Ora quello che si sono chiesti sia alcuni proprietari, ma anche vari turisti e frequentatori della zona, nonché alcune associazioni, è se sia davvero necessario e opportuno arrivare a un esproprio per assicurare la possibilità di continuare a utilizzare quel luogo per delle attività ricreative che nel tempo sono state organizzate e, come dicevamo, sono stati organizzati anche degli eventi importanti come quello che è stato citato, la rassegna "Musicastelle". Mi risulta che questi interventi siano stati fatti senza delle opposizioni da parte dei proprietari. Sulla domanda specifica che ho fatto riguardo a "Musicastelle" lei ha detto che tutta la questione è stata gestita dall'Assessorato attraverso però il Comune, che si è occupato in loco della questione, quindi la risposta di per sé non è venuta. Io volevo capire se c'erano state delle difficoltà perché mi sembra che non ci siano state, ma ne volevo essere certa.

Qual è la preoccupazione che emerge da parte di un settore della popolazione? È che la variante del piano regolatore prevede una serie di cose, ma non è chiaro quale sia la definitiva destinazione di quest'area a verde pubblico. Ora lei mi ha dato delle informazioni, mi dice: "Verranno posizionate soltanto delle strutture - se ho capito bene - mobili, quindi non verranno fatti degli interventi strutturali". Questo credo che sia ciò che ha deciso il Comune, quello che vorrei capire meglio è se così come è stata formulata la variante è possibile invece fare anche cose diverse, perché un conto è quella che è l'intenzione dell'Amministrazionepro tempore, che è lì a gestire la cosa, un conto è a che cosa può aprire una variante del piano regolatore.

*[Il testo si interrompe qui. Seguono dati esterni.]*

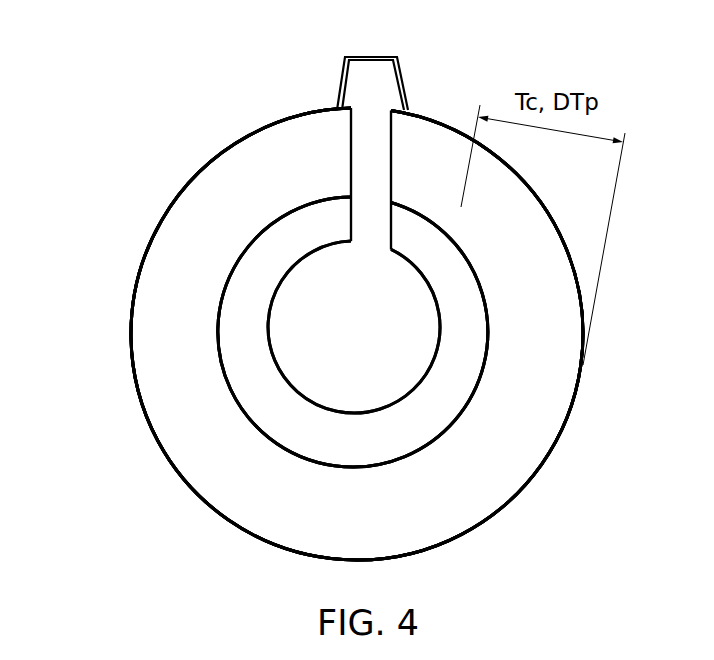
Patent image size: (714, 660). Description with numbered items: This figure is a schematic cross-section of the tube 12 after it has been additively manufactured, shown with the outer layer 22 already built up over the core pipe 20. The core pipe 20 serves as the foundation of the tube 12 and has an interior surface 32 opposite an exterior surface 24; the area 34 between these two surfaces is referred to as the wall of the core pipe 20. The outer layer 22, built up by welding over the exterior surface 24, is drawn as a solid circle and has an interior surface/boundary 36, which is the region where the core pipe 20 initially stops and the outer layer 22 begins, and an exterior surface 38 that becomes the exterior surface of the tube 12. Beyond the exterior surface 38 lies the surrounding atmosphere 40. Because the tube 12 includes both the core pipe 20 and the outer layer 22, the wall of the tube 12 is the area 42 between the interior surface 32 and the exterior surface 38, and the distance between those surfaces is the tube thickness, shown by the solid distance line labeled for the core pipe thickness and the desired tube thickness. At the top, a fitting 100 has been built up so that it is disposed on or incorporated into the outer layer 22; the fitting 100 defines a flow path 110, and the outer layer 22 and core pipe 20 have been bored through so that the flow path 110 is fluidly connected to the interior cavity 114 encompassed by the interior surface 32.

L'altra questione che, secondo me, è importante, e che credo che debba essere tenuta in considerazione sempre, sia lato Regione, sia lato Amministrazione degli Enti locali, cioè quella di un'interlocuzione maggiore con tutti gli attori interessati, perché spesso si pubblicano le cose, come è giusto che sia, all'albo pretorio, si va avanti con una serie di passaggi che sono corretti dal punto di vista giuridico-amministrativo, però manca un colloquio più mirato con le persone che sono interessate, che non sono sempre sull'albo pretorio a vedere che ci sono varie cose, se devono fare osservazione alla variante del piano regolatore piuttosto che a qualche cos'altro.

Secondo me, quindi, considerato che c'è una situazione che, se viene portata all'attenzione di tutti è perché denota una criticità, forse sarebbe il caso, ma questo lo dico proprio anche per aver fatto l'amministratore a lungo, di trovare i modi per riuscire a trovare una quadra, anche perché - ed è quello che è stato riportato - non era chiaro che cosa si volesse fare.

Presidente -La parola all'assessore Sapinet.

Sapinet (UV) -Le confermo che la nuova variante non comporterà consumo di suolo permanente e crea le condizioni per il recupero del rudere e poi, sì, le confermo che nell'ambito di "Musicastelle" non si sono riscontrate difficoltà nel rapporto con i proprietari.